Assuming that your delimiters are only tabs

sed -e 's_\(\t\)\{1,\}_,_g'

Guys..No Luck..

In my txt file dmlog.txt , Consider 100 records where with in a record
fields are separated with tab spaces. In some records fields may be 2 tabs
separated and in some 1 tab separated.I believe we need to convert all the
2 tab spaces into 1 tab in all the records then convert that single tab space into comma (,).

Kindly help me in this..

The above works well for me.

[/tmp]$ cat tab
1               2       3       4       5       6
7       8       9       10
11              12                      13
[/tmp]$ cat -t tab
1^I^I2^I3^I4^I5^I6
7^I8^I9^I10
11^I^I12^I^I^I13
[/tmp]$ sed -e 's_\(\t\)\{1,\}_,_g' tab
1,2,3,4,5,6
7,8,9,10
11,12,13
[/tmp]$ 

All those empty spaces you see are tabs.

Your way

tr -s '\t' < dmlog.txt | tr '\t' ','

The below sed command does that. Did you try this?

sed -e 's/               /       /' -e 's/       /,/g' tab_del

you can try this if the tabs are going to 1 or more than 1 between fields...


sed 's/        [         ]*/,/g' tab_del

after s/.... there is <tab> ( not spaces ) and within [] there is one more tab ( not spaces )....

this will replace any number of tabs to single comma...

Guys...

Could u people let me know on how to find whether
Spaces between the fields in a record is a "Tab" or "Multiple Spaces".

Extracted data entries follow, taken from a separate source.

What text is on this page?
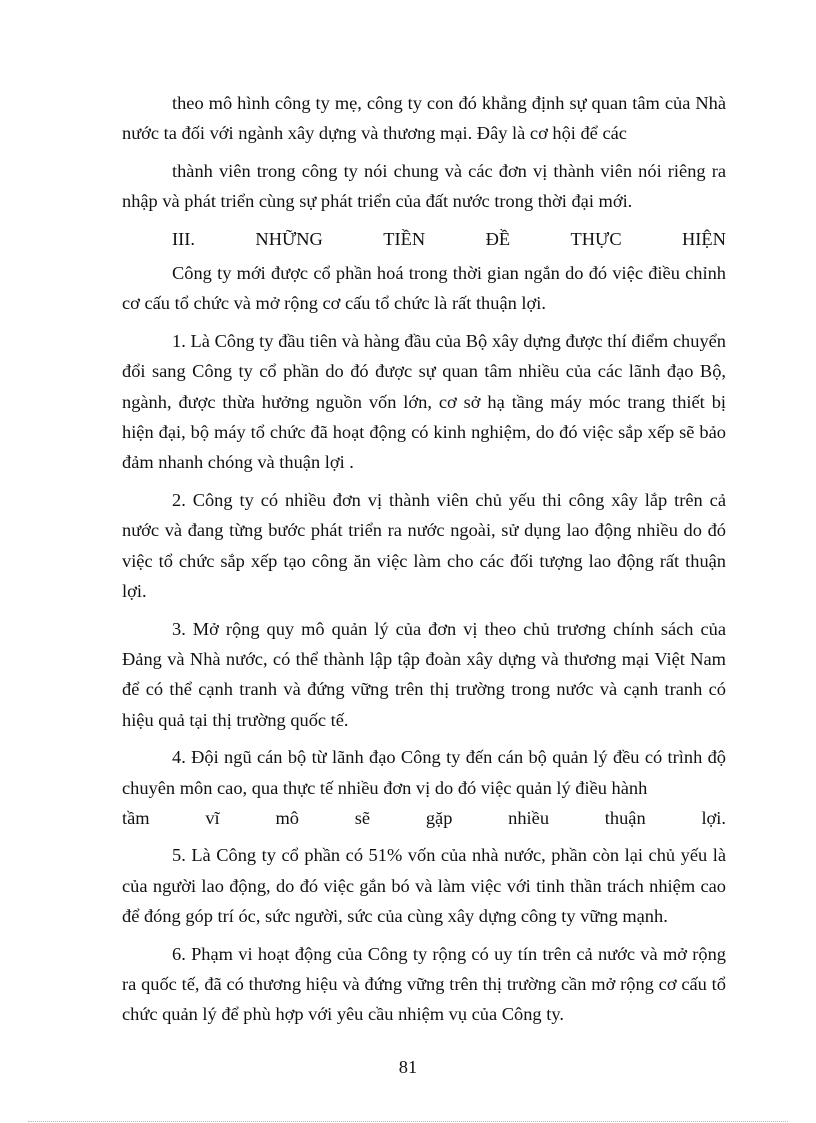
theo mô hình công ty mẹ, công ty con đó khẳng định sự quan tâm của Nhà nước ta đối với ngành xây dựng và thương mại. Đây là cơ hội để các

thành viên trong công ty nói chung và các đơn vị thành viên nói riêng ra nhập và phát triển cùng sự phát triển của đất nước trong thời đại mới.

III.	NHỮNG	TIỀN	ĐỀ	THỰC	HIỆN

Công ty mới được cổ phần hoá trong thời gian ngắn do đó việc điều chỉnh cơ cấu tổ chức và mở rộng cơ cấu tổ chức là rất thuận lợi.

1. Là Công ty đầu tiên và hàng đầu của Bộ xây dựng được thí điểm chuyển đổi sang Công ty cổ phần do đó được sự quan tâm nhiều của các lãnh đạo Bộ, ngành, được thừa hưởng nguồn vốn lớn, cơ sở hạ tầng máy móc trang thiết bị hiện đại, bộ máy tổ chức đã hoạt động có kinh nghiệm, do đó việc sắp xếp sẽ bảo đảm nhanh chóng và thuận lợi .

2. Công ty có nhiều đơn vị thành viên chủ yếu thi công xây lắp trên cả nước và đang từng bước phát triển ra nước ngoài, sử dụng lao động nhiều do đó việc tổ chức sắp xếp tạo công ăn việc làm cho các đối tượng lao động rất thuận lợi.

3. Mở rộng quy mô quản lý của đơn vị theo chủ trương chính sách của Đảng và Nhà nước, có thể thành lập tập đoàn xây dựng và thương mại Việt Nam để có thể cạnh tranh và đứng vững trên thị trường trong nước và cạnh tranh có hiệu quả tại thị trường quốc tế.

4. Đội ngũ cán bộ từ lãnh đạo Công ty đến cán bộ quản lý đều có trình độ chuyên môn cao, qua thực tế nhiều đơn vị do đó việc quản lý điều hành

tầm vĩ mô sẽ gặp nhiều thuận lợi.

5. Là Công ty cổ phần có 51% vốn của nhà nước, phần còn lại chủ yếu là của người lao động, do đó việc gắn bó và làm việc với tinh thần trách nhiệm cao để đóng góp trí óc, sức người, sức của cùng xây dựng công ty vững mạnh.

6. Phạm vi hoạt động của Công ty rộng có uy tín trên cả nước và mở rộng ra quốc tế, đã có thương hiệu và đứng vững trên thị trường cần mở rộng cơ cấu tổ chức quản lý để phù hợp với yêu cầu nhiệm vụ của Công ty.

81
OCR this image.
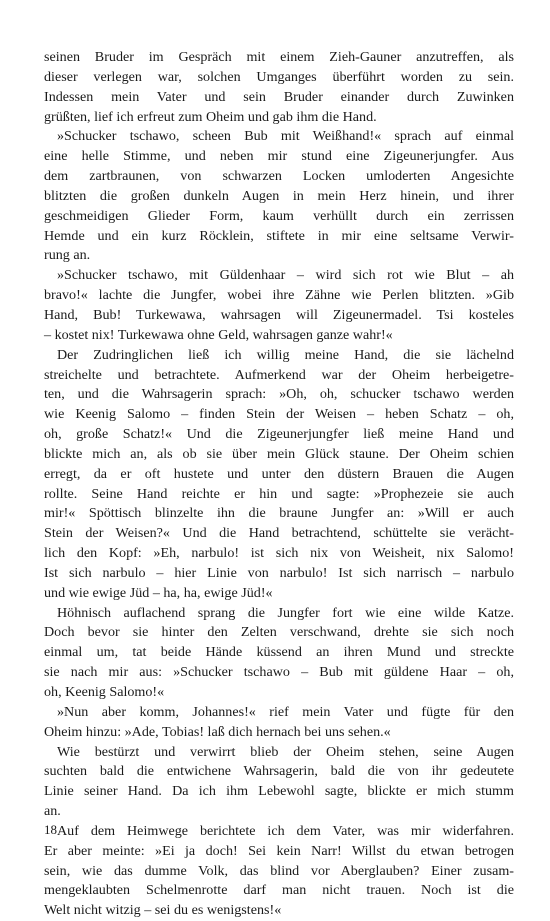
seinen Bruder im Gespräch mit einem Zieh-Gauner anzutreffen, als
dieser verlegen war, solchen Umganges überführt worden zu sein.
Indessen mein Vater und sein Bruder einander durch Zuwinken
grüßten, lief ich erfreut zum Oheim und gab ihm die Hand.
»Schucker tschawo, scheen Bub mit Weißhand!« sprach auf einmal
eine helle Stimme, und neben mir stund eine Zigeunerjungfer. Aus
dem zartbraunen, von schwarzen Locken umloderten Angesichte
blitzten die großen dunkeln Augen in mein Herz hinein, und ihrer
geschmeidigen Glieder Form, kaum verhüllt durch ein zerrissen
Hemde und ein kurz Röcklein, stiftete in mir eine seltsame Verwir-
rung an.
»Schucker tschawo, mit Güldenhaar – wird sich rot wie Blut – ah
bravo!« lachte die Jungfer, wobei ihre Zähne wie Perlen blitzten. »Gib
Hand, Bub! Turkewawa, wahrsagen will Zigeunermadel. Tsi kosteles
– kostet nix! Turkewawa ohne Geld, wahrsagen ganze wahr!«
Der Zudringlichen ließ ich willig meine Hand, die sie lächelnd
streichelte und betrachtete. Aufmerkend war der Oheim herbeigetre-
ten, und die Wahrsagerin sprach: »Oh, oh, schucker tschawo werden
wie Keenig Salomo – finden Stein der Weisen – heben Schatz – oh,
oh, große Schatz!« Und die Zigeunerjungfer ließ meine Hand und
blickte mich an, als ob sie über mein Glück staune. Der Oheim schien
erregt, da er oft hustete und unter den düstern Brauen die Augen
rollte. Seine Hand reichte er hin und sagte: »Prophezeie sie auch
mir!« Spöttisch blinzelte ihn die braune Jungfer an: »Will er auch
Stein der Weisen?« Und die Hand betrachtend, schüttelte sie verächt-
lich den Kopf: »Eh, narbulo! ist sich nix von Weisheit, nix Salomo!
Ist sich narbulo – hier Linie von narbulo! Ist sich narrisch – narbulo
und wie ewige Jüd – ha, ha, ewige Jüd!«
Höhnisch auflachend sprang die Jungfer fort wie eine wilde Katze.
Doch bevor sie hinter den Zelten verschwand, drehte sie sich noch
einmal um, tat beide Hände küssend an ihren Mund und streckte
sie nach mir aus: »Schucker tschawo – Bub mit güldene Haar – oh,
oh, Keenig Salomo!«
»Nun aber komm, Johannes!« rief mein Vater und fügte für den
Oheim hinzu: »Ade, Tobias! laß dich hernach bei uns sehen.«
Wie bestürzt und verwirrt blieb der Oheim stehen, seine Augen
suchten bald die entwichene Wahrsagerin, bald die von ihr gedeutete
Linie seiner Hand. Da ich ihm Lebewohl sagte, blickte er mich stumm
an.
Auf dem Heimwege berichtete ich dem Vater, was mir widerfahren.
Er aber meinte: »Ei ja doch! Sei kein Narr! Willst du etwan betrogen
sein, wie das dumme Volk, das blind vor Aberglauben? Einer zusam-
mengeklaubten Schelmenrotte darf man nicht trauen. Noch ist die
Welt nicht witzig – sei du es wenigstens!«
18
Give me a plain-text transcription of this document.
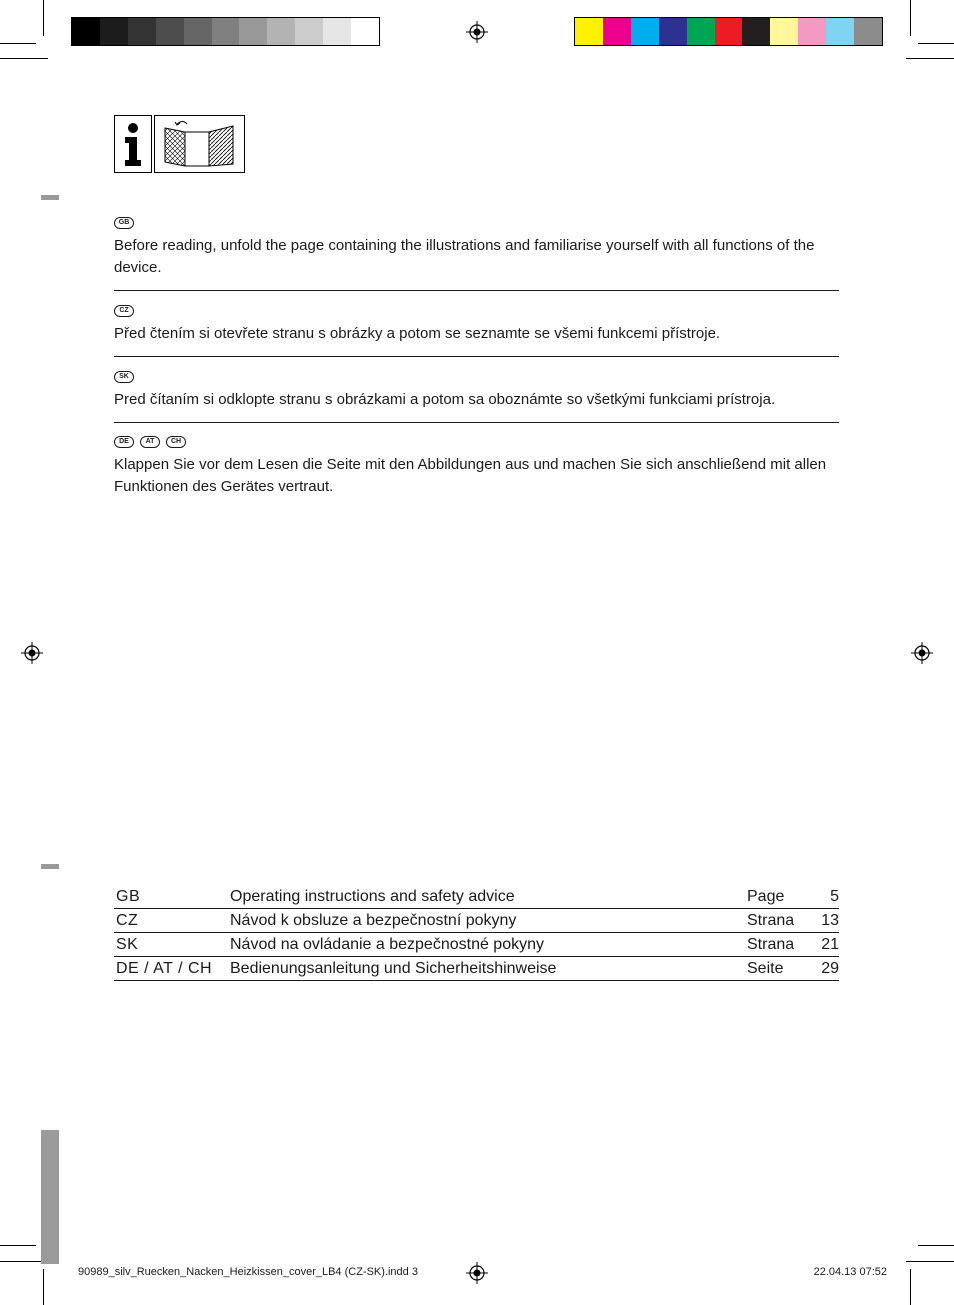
GB
Before reading, unfold the page containing the illustrations and familiarise yourself with all functions of the device.
CZ
Před čtením si otevřete stranu s obrázky a potom se seznamte se všemi funkcemi přístroje.
SK
Pred čítaním si odklopte stranu s obrázkami a potom sa oboznámte so všetkými funkciami prístroja.
DE	AT	CH
Klappen Sie vor dem Lesen die Seite mit den Abbildungen aus und machen Sie sich anschließend mit allen Funktionen des Gerätes vertraut.
GB	Operating instructions and safety advice	Page	5
CZ	Návod k obsluze a bezpečnostní pokyny	Strana	13
SK	Návod na ovládanie a bezpečnostné pokyny	Strana	21
DE / AT / CH	Bedienungsanleitung und Sicherheitshinweise	Seite	29
90989_silv_Ruecken_Nacken_Heizkissen_cover_LB4 (CZ-SK).indd 3	22.04.13 07:52
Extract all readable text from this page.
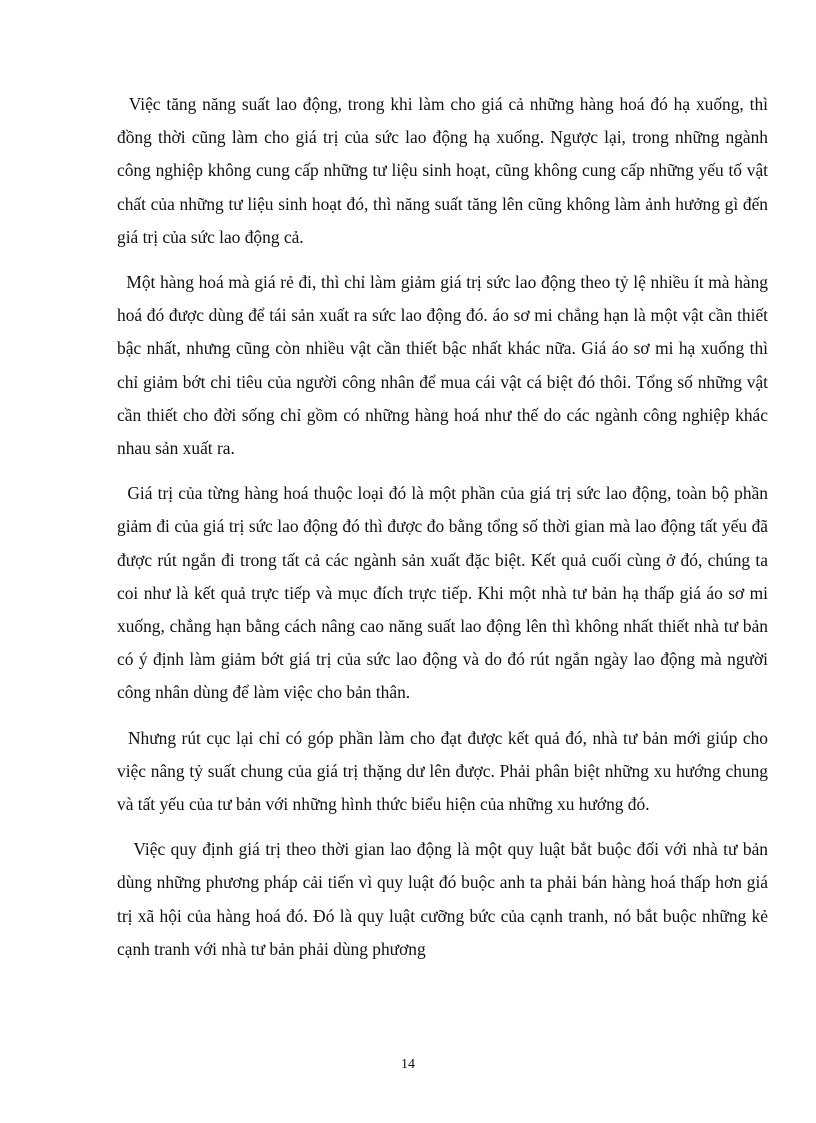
Việc tăng năng suất lao động, trong khi làm cho giá cả những hàng hoá đó hạ xuống, thì đồng thời cũng làm cho giá trị của sức lao động hạ xuống. Ngược lại, trong những ngành công nghiệp không cung cấp những tư liệu sinh hoạt, cũng không cung cấp những yếu tố vật chất của những tư liệu sinh hoạt đó, thì năng suất tăng lên cũng không làm ảnh hưởng gì đến giá trị của sức lao động cả.

Một hàng hoá mà giá rẻ đi, thì chỉ làm giảm giá trị sức lao động theo tỷ lệ nhiều ít mà hàng hoá đó được dùng để tái sản xuất ra sức lao động đó. áo sơ mi chẳng hạn là một vật cần thiết bậc nhất, nhưng cũng còn nhiều vật cần thiết bậc nhất khác nữa. Giá áo sơ mi hạ xuống thì chỉ giảm bớt chi tiêu của người công nhân để mua cái vật cá biệt đó thôi. Tổng số những vật cần thiết cho đời sống chỉ gồm có những hàng hoá như thế do các ngành công nghiệp khác nhau sản xuất ra.

Giá trị của từng hàng hoá thuộc loại đó là một phần của giá trị sức lao động, toàn bộ phần giảm đi của giá trị sức lao động đó thì được đo bằng tổng số thời gian mà lao động tất yếu đã được rút ngắn đi trong tất cả các ngành sản xuất đặc biệt. Kết quả cuối cùng ở đó, chúng ta coi như là kết quả trực tiếp và mục đích trực tiếp. Khi một nhà tư bản hạ thấp giá áo sơ mi xuống, chẳng hạn bằng cách nâng cao năng suất lao động lên thì không nhất thiết nhà tư bản có ý định làm giảm bớt giá trị của sức lao động và do đó rút ngắn ngày lao động mà người công nhân dùng để làm việc cho bản thân.

Nhưng rút cục lại chỉ có góp phần làm cho đạt được kết quả đó, nhà tư bản mới giúp cho việc nâng tỷ suất chung của giá trị thặng dư lên được. Phải phân biệt những xu hướng chung và tất yếu của tư bản với những hình thức biểu hiện của những xu hướng đó.

Việc quy định giá trị theo thời gian lao động là một quy luật bắt buộc đối với nhà tư bản dùng những phương pháp cải tiến vì quy luật đó buộc anh ta phải bán hàng hoá thấp hơn giá trị xã hội của hàng hoá đó. Đó là quy luật cưỡng bức của cạnh tranh, nó bắt buộc những kẻ cạnh tranh với nhà tư bản phải dùng phương

14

/export/home/test/mons>cat -vet hh
adasd^Isdfsdf^I^Isdfsdfdsf$
dsfdsf sdf sdfsd sfsdfsdf$

cat -vet will display all the control characters

^I represents tab

and space is shown as " " only.

when i issue cat dmlog.txt i get

ANALYZE DLS_DM COMPLETE GE 24-OCT-05
LOAD_STAGE STAGE_LOAD COMPLETE C0 16-DEC-05

when i issue cat -vet dmlog.txt i get

ANALYZE DLS_DM COMPLETE GE 24-OCT-05 $
LOAD_STAGE STAGE_LOAD COMPLETE C0 16-DEC-05 $

Is that mean only spaces are there b/w fields ?? I dont see any ^I characters..

Here is what i get...

when i issue cat dmlog.txt i get

ANALYZE DLS_DM COMPLETE GE 24-OCT-05
LOAD_STAGE STAGE_LOAD COMPLETE C0 16-DEC-05

when i issue cat -vet dmlog.txt i get

ANALYZE DLS_DM COMPLETE GE 24-OCT-05 $
LOAD_STAGE STAGE_LOAD COMPLETE C0 16-DEC-05 $

Is that mean only spaces are there b/w fields ?? I dont see any ^I characters..

If so,

How to convert those spaces into comma ??